Parte dos 100 anos da Folha são nossos também, dos profissionais que ajudaram a escrever todas aquelas páginas. Cada um de nós lembra onde estava, o que fazia, com quem convivia, o corte de cabelo que usava, as músicas que curtia, os bares que frequentava em suas passagens pela Folha. Só eu acumulo quatro, mas a mais marcante foi o período entre 1999 e 2003. E 2001, particularmente, foi um ano inesquecível. Tão marcante que Caetano Veloso, ao se despedir na live que fez no Natal, desejou um Feliz 2001. Foi muito bom, Caetano. Também achei.

Eu morava em São Paulo, num apartamento perto do parque Ibirapuera, onde corria todas as manhãs, antes de ir para o trabalho. Sim, na Barão de Limeira, 425. Dirigia um Corsa branco sem ar-condicionado, o que me fazia fechar o vidro sempre que parava num sinal, com medo de assalto. Disse que foi um ano inesquecível, não que foi perfeito.

Tinha 29 anos, 14 quilos a menos do que hoje, estava solteira depois de um relacionamento de oito anos. Se alguém um dia disse que Nova York é a cidade que nunca dorme, não conheceu São Paulo. Posso garantir porque eu não dormia junto.

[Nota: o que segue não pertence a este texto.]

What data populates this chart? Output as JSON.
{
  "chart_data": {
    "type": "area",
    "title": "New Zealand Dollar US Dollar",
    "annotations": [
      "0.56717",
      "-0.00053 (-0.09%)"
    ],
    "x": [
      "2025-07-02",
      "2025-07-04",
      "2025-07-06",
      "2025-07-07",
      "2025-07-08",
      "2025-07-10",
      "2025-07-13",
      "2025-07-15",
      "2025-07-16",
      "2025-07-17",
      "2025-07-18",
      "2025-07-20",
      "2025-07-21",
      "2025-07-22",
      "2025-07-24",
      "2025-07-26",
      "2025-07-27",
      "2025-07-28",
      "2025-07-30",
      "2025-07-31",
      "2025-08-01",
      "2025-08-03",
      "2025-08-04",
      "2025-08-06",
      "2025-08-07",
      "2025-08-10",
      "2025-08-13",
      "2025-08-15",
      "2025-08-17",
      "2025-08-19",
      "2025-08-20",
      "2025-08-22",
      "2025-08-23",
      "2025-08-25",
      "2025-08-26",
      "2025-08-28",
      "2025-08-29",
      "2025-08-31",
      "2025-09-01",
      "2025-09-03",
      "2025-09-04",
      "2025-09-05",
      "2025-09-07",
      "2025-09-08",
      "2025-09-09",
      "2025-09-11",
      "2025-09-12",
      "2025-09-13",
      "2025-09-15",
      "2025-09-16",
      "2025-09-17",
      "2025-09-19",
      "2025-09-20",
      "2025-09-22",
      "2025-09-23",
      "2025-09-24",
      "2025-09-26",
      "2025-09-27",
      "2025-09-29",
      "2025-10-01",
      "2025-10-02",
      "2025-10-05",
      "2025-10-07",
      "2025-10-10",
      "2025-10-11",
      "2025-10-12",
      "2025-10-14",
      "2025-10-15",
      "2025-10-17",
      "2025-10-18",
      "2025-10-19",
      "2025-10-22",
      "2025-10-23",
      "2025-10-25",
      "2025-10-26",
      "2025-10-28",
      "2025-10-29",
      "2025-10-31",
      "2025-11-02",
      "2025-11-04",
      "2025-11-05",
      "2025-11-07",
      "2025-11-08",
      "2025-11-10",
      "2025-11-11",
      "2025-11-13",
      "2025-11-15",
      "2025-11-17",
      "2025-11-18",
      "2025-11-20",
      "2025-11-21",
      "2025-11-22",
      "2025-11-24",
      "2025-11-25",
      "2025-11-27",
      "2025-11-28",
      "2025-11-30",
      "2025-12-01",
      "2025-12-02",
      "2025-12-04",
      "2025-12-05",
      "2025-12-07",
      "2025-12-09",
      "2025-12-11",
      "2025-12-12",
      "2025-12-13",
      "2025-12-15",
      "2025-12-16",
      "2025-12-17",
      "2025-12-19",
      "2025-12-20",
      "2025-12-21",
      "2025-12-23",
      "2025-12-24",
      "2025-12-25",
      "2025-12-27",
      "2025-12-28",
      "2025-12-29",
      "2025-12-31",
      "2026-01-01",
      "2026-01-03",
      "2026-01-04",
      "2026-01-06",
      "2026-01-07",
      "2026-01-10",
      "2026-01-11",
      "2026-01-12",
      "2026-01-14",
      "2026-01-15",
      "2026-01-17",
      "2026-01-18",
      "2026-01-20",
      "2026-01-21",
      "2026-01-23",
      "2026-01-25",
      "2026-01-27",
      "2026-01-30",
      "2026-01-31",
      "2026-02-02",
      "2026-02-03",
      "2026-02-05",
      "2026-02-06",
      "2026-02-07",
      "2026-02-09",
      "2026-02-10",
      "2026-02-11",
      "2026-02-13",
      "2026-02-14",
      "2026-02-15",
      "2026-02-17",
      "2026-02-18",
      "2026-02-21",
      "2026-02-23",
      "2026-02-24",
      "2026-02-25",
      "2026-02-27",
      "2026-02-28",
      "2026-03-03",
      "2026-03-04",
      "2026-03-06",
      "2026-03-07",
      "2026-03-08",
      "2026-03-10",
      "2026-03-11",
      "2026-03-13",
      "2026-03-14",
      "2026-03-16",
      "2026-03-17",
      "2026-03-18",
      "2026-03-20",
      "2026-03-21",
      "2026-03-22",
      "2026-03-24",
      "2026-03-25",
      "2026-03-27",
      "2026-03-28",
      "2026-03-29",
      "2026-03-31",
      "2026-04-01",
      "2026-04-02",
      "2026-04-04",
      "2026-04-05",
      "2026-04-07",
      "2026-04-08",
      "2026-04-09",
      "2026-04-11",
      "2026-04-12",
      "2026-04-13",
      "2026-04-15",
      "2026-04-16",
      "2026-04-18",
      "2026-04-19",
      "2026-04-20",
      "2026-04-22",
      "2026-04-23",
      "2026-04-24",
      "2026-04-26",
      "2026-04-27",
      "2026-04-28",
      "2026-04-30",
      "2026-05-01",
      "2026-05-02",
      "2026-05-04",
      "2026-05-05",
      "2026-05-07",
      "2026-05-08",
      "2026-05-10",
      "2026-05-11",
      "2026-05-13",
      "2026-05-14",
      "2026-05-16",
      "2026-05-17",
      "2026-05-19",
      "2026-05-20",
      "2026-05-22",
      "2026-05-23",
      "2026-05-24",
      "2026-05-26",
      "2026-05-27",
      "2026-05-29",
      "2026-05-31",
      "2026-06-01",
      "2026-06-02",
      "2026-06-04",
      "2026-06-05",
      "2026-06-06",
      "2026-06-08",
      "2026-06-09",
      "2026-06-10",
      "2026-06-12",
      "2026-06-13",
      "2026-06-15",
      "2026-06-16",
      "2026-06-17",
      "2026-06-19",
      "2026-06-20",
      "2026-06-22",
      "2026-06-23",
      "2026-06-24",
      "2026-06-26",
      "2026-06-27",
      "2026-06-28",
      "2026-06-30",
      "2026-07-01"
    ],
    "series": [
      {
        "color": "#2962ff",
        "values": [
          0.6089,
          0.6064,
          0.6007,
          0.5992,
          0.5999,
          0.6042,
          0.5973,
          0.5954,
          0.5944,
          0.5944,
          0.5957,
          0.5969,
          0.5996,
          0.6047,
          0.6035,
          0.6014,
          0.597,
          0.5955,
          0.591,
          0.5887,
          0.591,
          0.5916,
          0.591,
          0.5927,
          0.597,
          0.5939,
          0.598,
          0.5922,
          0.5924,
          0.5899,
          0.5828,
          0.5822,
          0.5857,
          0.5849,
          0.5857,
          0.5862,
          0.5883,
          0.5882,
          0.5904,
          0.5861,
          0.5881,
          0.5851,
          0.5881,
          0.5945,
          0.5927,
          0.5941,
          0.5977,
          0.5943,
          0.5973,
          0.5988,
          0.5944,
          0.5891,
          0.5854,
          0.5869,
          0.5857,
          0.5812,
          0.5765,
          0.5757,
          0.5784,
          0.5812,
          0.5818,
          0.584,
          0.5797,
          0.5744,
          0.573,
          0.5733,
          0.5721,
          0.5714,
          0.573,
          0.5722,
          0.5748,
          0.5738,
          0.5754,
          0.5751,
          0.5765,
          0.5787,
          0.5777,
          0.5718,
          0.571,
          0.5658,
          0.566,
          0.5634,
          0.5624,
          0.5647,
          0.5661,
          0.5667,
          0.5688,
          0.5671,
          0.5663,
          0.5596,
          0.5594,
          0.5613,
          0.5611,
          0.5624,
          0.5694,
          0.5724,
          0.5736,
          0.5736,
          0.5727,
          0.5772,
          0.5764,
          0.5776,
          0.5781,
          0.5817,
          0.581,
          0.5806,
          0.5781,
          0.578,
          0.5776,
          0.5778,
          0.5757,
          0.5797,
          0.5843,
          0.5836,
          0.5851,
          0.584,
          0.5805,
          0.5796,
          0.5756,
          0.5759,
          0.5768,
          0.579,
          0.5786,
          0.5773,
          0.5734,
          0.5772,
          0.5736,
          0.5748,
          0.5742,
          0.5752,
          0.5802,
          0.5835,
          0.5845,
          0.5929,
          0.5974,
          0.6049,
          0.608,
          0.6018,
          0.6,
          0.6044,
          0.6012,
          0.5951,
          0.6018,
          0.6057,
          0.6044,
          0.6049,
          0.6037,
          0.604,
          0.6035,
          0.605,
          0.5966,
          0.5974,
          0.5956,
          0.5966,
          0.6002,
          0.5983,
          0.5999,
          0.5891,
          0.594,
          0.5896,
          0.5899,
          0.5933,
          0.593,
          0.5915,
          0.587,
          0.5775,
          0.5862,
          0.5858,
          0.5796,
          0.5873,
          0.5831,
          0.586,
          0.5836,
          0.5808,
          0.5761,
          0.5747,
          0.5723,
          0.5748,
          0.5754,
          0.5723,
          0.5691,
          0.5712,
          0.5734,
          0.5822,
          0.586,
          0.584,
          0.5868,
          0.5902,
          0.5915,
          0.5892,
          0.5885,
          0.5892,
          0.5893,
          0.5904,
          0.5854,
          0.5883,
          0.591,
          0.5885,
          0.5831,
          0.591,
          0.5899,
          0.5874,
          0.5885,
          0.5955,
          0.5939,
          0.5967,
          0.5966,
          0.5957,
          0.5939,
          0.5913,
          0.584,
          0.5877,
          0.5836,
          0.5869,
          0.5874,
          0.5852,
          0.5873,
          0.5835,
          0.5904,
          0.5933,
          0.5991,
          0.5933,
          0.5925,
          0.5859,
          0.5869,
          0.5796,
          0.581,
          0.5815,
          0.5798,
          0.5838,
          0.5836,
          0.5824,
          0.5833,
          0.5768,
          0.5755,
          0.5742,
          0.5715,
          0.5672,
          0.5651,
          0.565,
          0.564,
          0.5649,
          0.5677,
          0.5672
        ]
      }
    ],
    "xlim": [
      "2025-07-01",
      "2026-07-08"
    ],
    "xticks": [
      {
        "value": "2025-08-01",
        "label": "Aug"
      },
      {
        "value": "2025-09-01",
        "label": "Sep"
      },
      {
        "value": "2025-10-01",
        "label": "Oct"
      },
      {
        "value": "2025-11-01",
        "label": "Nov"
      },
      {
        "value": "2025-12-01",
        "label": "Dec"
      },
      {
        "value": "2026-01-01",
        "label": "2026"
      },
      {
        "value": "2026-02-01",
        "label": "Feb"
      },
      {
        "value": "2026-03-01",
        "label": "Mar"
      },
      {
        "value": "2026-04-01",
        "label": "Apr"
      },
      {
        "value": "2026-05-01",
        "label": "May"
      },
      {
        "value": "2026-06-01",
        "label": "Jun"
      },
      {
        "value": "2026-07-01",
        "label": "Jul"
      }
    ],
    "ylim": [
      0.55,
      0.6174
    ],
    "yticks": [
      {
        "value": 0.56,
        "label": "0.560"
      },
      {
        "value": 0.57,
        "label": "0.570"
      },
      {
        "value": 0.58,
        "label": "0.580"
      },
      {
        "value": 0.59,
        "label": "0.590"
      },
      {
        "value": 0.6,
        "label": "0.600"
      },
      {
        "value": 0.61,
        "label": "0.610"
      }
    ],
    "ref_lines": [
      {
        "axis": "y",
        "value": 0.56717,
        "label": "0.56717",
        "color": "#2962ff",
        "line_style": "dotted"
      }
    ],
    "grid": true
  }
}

A mágica de trabalhar, sair, emendar trabalho e sair de novo e ainda ter colágeno é a que eu mais lamento ter perdido a habilidade quando a juventude começou a dar adeus.

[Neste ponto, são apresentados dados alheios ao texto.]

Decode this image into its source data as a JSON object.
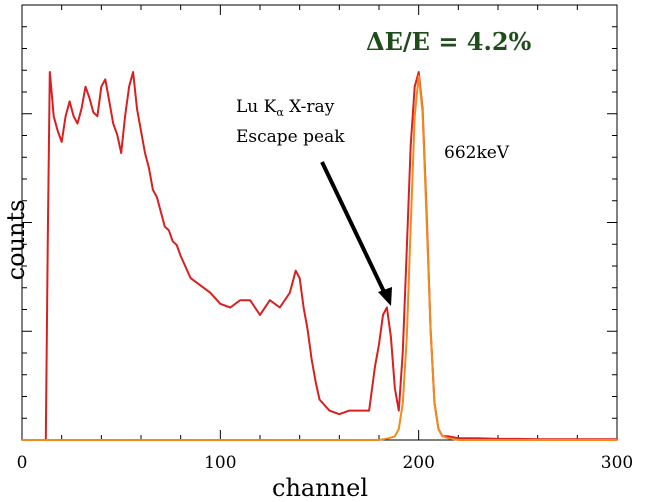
{
  "chart_data": {
    "type": "line",
    "title": "",
    "xlabel": "channel",
    "ylabel": "counts",
    "xlim": [
      0,
      300
    ],
    "ylim": [
      0,
      100
    ],
    "x_ticks": [
      "0",
      "100",
      "200",
      "300"
    ],
    "y_tick_labels_shown": false,
    "grid": false,
    "series": [
      {
        "color": "#d91f1f",
        "x": [
          0,
          12,
          13,
          14,
          15,
          16,
          18,
          20,
          22,
          24,
          26,
          28,
          30,
          32,
          34,
          36,
          38,
          40,
          42,
          44,
          46,
          48,
          50,
          52,
          54,
          56,
          58,
          60,
          62,
          64,
          66,
          68,
          70,
          72,
          74,
          76,
          78,
          80,
          85,
          90,
          95,
          100,
          105,
          110,
          115,
          120,
          125,
          130,
          135,
          138,
          140,
          142,
          144,
          146,
          148,
          150,
          155,
          160,
          165,
          170,
          175,
          176,
          178,
          180,
          182,
          184,
          186,
          188,
          190,
          192,
          194,
          196,
          198,
          200,
          202,
          204,
          206,
          208,
          210,
          212,
          215,
          220,
          230,
          240,
          250,
          260,
          270,
          280,
          290,
          300
        ],
        "y": [
          0,
          0,
          55,
          100,
          94,
          88,
          84,
          81,
          88,
          92,
          88,
          86,
          90,
          96,
          93,
          89,
          88,
          96,
          98,
          92,
          86,
          83,
          78,
          88,
          96,
          100,
          90,
          84,
          78,
          74,
          68,
          66,
          62,
          58,
          57,
          54,
          53,
          50,
          44,
          42,
          40,
          37,
          36,
          38,
          38,
          34,
          38,
          36,
          40,
          46,
          44,
          36,
          30,
          22,
          16,
          11,
          8,
          7,
          8,
          8,
          8,
          12,
          20,
          26,
          34,
          36,
          28,
          14,
          8,
          24,
          52,
          80,
          96,
          100,
          90,
          62,
          30,
          10,
          3,
          1,
          1,
          0.5,
          0.5,
          0.3,
          0.3,
          0.2,
          0.2,
          0.2,
          0.2,
          0.2
        ]
      },
      {
        "color": "#f08a1c",
        "x": [
          0,
          180,
          185,
          188,
          190,
          192,
          194,
          196,
          198,
          200,
          202,
          204,
          206,
          208,
          210,
          212,
          215,
          220,
          300
        ],
        "y": [
          0,
          0,
          0.5,
          1,
          3,
          10,
          28,
          58,
          88,
          99,
          89,
          60,
          30,
          10,
          3,
          1,
          0.5,
          0,
          0
        ]
      }
    ],
    "annotations": {
      "headline": "ΔE/E = 4.2%",
      "escape_line1": "Lu K",
      "escape_sub": "α",
      "escape_line1_rest": " X-ray",
      "escape_line2": "Escape peak",
      "photopeak": "662keV"
    },
    "colors": {
      "headline": "#1f4d1a",
      "arrow": "#000000"
    }
  }
}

Duvido que houvesse alguém mais feliz do que eu no mundo. Quantas pessoas conseguem realizar o sonho de trabalhar no lugar que motivou sua escolha profissional? Um trabalho que ainda te leva a lugares onde você jamais imaginou estar e a experimentar tudo o que uma alma despirocada adoraria fazer. Consegue se imaginar dentro de um navio no Alasca quando caíram as Torres Gêmeas e o espaço aéreo americano ficou fechado? Eu estava lá, sem internet, achando que era a Terceira Guerra Mundial e que eu nunca mais veria minha família. E que tal embarcar num veleiro na África do Sul, cair de amores por um entrevistado e quase largar tudo para morar na Nova Zelândia? Aconteceu. A reportagem sobre a competição saiu, mas não contei sobre o romance que durou um ano.

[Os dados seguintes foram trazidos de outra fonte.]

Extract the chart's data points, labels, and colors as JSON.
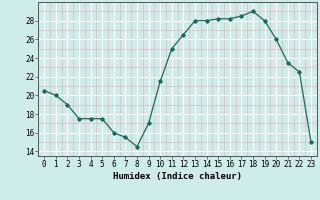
{
  "x": [
    0,
    1,
    2,
    3,
    4,
    5,
    6,
    7,
    8,
    9,
    10,
    11,
    12,
    13,
    14,
    15,
    16,
    17,
    18,
    19,
    20,
    21,
    22,
    23
  ],
  "y": [
    20.5,
    20.0,
    19.0,
    17.5,
    17.5,
    17.5,
    16.0,
    15.5,
    14.5,
    17.0,
    21.5,
    25.0,
    26.5,
    28.0,
    28.0,
    28.2,
    28.2,
    28.5,
    29.0,
    28.0,
    26.0,
    23.5,
    22.5,
    15.0
  ],
  "xlabel": "Humidex (Indice chaleur)",
  "xlim": [
    -0.5,
    23.5
  ],
  "ylim": [
    13.5,
    30.0
  ],
  "yticks": [
    14,
    16,
    18,
    20,
    22,
    24,
    26,
    28
  ],
  "xticks": [
    0,
    1,
    2,
    3,
    4,
    5,
    6,
    7,
    8,
    9,
    10,
    11,
    12,
    13,
    14,
    15,
    16,
    17,
    18,
    19,
    20,
    21,
    22,
    23
  ],
  "line_color": "#1a6b5a",
  "marker": "D",
  "marker_size": 1.8,
  "bg_color": "#ceecea",
  "grid_color_major": "#ffffff",
  "grid_color_minor": "#e8b8b8",
  "xlabel_fontsize": 6.5,
  "tick_fontsize": 5.5
}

Aprendemos muito cedo que não somos notícia, apenas quando nos tornamos cronistas e personagens de nós mesmos. Divido algumas memórias que confundem trabalho e esfera privada, porque são situações que acontecem todos os dias quando um repórter pega seu bloquinho e entra num carro de reportagem a caminho de uma nova história.

Jornalistas aprendem a ter distanciamento para relatar os fatos, mas entre uma entrevista e outra, a gincana da vida continua a acontecer. Entre uma apuração e a conversa com uma fonte, os filhos ligam, casamentos são desfeitos, perdemos pessoas, vencemos doenças, colegas são demitidos, estreitamos relações na hora do café ou em torno de uma cerveja num pé sujo perto do trabalho. Isso acontece, claro, em outras profissões, em outras empresas. Mas a Folha é um desses lugares em que os laços e as memórias dificilmente são desfeitos.

O 425 da Barão de Limeira não é só o endereço do maior jornal que escreve a história do país, mas também o palco de parte da existência de cada um dos profissionais que passou por lá.